Natural Language Laboratory
School of Computing Science
Simon Fraser University

Our recent progress about the Undeciphered Proto-Elamite Script

08 Jun 2021

This week, Logan will discuss parts of his upcoming publication in Findings of ACL 2021, as well as his submission to EMNLP 2021.

Our recent progress about the Undeciphered Proto-Elamite Script

Abstract: Compositionality of Complex Graphemes in the Undeciphered Proto-Elamite Script using Image and Text Embedding Models

We introduce a language modeling architecture which operates over sequences of images, or over multimodal sequences of images with associated labels. We use this architecture alongside other embedding models to investigate a category of signs called complex graphemes (CGs) in the undeciphered proto-Elamite script. We argue that CGs have meanings which are at least partly compositional, and we discover novel rules governing the construction of CGs. We find that a language model over sign images produces more interpretable results than a model over text or over sign images and text, which suggests that the names given to signs may be obscuring signals in the corpus. Our results reveal previously unknown regularities in proto-Elamite sign use that can inform future decipherment efforts, and our image-aware language model provides a novel way to abstract away from biases introduced by human annotators.

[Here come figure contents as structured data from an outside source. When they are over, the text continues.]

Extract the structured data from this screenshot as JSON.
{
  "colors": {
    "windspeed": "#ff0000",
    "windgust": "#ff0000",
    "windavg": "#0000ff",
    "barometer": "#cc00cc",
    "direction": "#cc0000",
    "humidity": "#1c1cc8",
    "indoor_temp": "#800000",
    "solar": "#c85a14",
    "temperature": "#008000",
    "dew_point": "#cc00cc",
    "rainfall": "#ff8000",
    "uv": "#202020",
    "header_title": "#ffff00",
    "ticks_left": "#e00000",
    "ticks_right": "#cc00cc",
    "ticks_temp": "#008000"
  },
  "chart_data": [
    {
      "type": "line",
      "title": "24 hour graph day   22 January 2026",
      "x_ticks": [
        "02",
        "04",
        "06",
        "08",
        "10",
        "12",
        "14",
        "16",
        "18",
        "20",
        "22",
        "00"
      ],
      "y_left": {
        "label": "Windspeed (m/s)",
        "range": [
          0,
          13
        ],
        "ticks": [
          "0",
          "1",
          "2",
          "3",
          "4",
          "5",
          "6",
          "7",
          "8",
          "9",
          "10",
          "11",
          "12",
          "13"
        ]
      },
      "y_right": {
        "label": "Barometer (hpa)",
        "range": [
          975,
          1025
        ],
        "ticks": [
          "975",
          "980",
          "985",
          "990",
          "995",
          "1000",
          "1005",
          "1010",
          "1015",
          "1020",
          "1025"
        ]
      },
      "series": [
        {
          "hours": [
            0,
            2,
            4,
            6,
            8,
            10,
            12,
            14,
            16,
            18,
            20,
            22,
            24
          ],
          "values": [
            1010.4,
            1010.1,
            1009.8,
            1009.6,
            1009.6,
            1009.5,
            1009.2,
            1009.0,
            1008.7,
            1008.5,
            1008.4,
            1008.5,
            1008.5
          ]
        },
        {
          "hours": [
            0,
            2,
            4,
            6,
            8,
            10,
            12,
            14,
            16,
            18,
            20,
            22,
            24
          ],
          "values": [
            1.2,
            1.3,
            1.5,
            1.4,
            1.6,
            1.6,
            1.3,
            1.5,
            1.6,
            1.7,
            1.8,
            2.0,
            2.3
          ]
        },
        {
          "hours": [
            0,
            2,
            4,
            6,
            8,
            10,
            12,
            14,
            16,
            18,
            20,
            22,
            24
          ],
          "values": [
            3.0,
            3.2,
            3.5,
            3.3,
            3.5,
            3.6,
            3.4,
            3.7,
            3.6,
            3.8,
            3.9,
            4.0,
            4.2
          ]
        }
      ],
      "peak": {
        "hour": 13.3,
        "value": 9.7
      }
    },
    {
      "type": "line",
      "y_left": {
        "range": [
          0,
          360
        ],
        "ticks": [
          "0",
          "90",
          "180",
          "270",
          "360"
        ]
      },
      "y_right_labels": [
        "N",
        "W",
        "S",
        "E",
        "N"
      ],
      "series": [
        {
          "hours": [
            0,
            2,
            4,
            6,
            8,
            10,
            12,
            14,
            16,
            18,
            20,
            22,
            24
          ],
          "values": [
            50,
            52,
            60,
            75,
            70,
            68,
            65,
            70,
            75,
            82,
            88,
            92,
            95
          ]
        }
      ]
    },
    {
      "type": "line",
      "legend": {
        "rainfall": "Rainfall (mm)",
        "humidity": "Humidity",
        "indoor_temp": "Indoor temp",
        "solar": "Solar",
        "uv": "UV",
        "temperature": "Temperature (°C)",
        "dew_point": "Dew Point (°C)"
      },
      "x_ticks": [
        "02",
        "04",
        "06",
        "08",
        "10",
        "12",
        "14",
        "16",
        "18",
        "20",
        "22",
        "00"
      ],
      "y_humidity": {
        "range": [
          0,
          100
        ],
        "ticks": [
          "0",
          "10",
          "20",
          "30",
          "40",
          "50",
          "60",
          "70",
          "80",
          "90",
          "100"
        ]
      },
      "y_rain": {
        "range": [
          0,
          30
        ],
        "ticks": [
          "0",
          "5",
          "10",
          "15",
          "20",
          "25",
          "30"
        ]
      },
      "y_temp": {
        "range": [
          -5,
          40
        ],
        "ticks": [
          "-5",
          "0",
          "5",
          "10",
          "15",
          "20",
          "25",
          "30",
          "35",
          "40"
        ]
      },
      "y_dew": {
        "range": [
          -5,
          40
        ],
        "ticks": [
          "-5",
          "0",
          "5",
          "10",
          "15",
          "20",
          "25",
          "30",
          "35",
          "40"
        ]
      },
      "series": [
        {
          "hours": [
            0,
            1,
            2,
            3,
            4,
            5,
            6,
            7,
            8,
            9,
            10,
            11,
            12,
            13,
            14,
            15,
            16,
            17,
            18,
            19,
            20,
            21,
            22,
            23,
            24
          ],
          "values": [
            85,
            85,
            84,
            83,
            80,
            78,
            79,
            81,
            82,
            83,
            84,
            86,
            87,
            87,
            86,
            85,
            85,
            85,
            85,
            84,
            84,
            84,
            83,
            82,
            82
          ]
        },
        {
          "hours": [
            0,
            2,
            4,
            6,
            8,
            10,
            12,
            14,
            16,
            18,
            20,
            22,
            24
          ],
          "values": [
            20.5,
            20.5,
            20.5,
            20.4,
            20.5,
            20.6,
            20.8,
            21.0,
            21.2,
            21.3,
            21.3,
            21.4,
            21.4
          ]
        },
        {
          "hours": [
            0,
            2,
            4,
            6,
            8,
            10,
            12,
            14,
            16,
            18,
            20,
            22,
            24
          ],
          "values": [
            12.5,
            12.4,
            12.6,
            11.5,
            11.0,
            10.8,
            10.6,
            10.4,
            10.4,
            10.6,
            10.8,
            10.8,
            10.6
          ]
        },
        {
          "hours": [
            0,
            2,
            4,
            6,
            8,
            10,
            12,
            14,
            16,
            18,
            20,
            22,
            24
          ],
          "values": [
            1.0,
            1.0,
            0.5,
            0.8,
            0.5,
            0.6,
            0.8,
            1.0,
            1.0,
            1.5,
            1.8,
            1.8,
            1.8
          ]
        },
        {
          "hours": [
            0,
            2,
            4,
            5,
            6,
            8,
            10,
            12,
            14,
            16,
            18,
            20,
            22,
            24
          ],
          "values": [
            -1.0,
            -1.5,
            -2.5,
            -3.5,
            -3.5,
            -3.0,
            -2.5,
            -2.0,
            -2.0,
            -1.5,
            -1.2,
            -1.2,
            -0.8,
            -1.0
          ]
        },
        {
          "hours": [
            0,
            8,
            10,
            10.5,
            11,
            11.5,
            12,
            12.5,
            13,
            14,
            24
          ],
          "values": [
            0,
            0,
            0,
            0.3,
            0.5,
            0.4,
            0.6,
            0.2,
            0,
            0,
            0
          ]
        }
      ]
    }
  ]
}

Creating a Signlist from Sign Images in an Undeciphered Script using Deep Clustering

We propose an architecture for revising transliterations of an undeciphered script by clustering sign images from that script. The clustering is optimized on a multi-part objective that includes unsupervised tasks such as entropy of the sign labels, visual similarity between signs and partial supervision that exploits existing transliterations for language modeling. This allows us to learn revised labelings for an undeciphered script which may be difficult for human annotators to transliterate since distinctions between signs may be relevant or irrelevant based on contextual information spread across the entire corpus. By automating this process we obtain a simplified signlist which we find to give better results than the existing transliterations on downstream tasks.

Tuesday, June 8th, 09:30 a.m.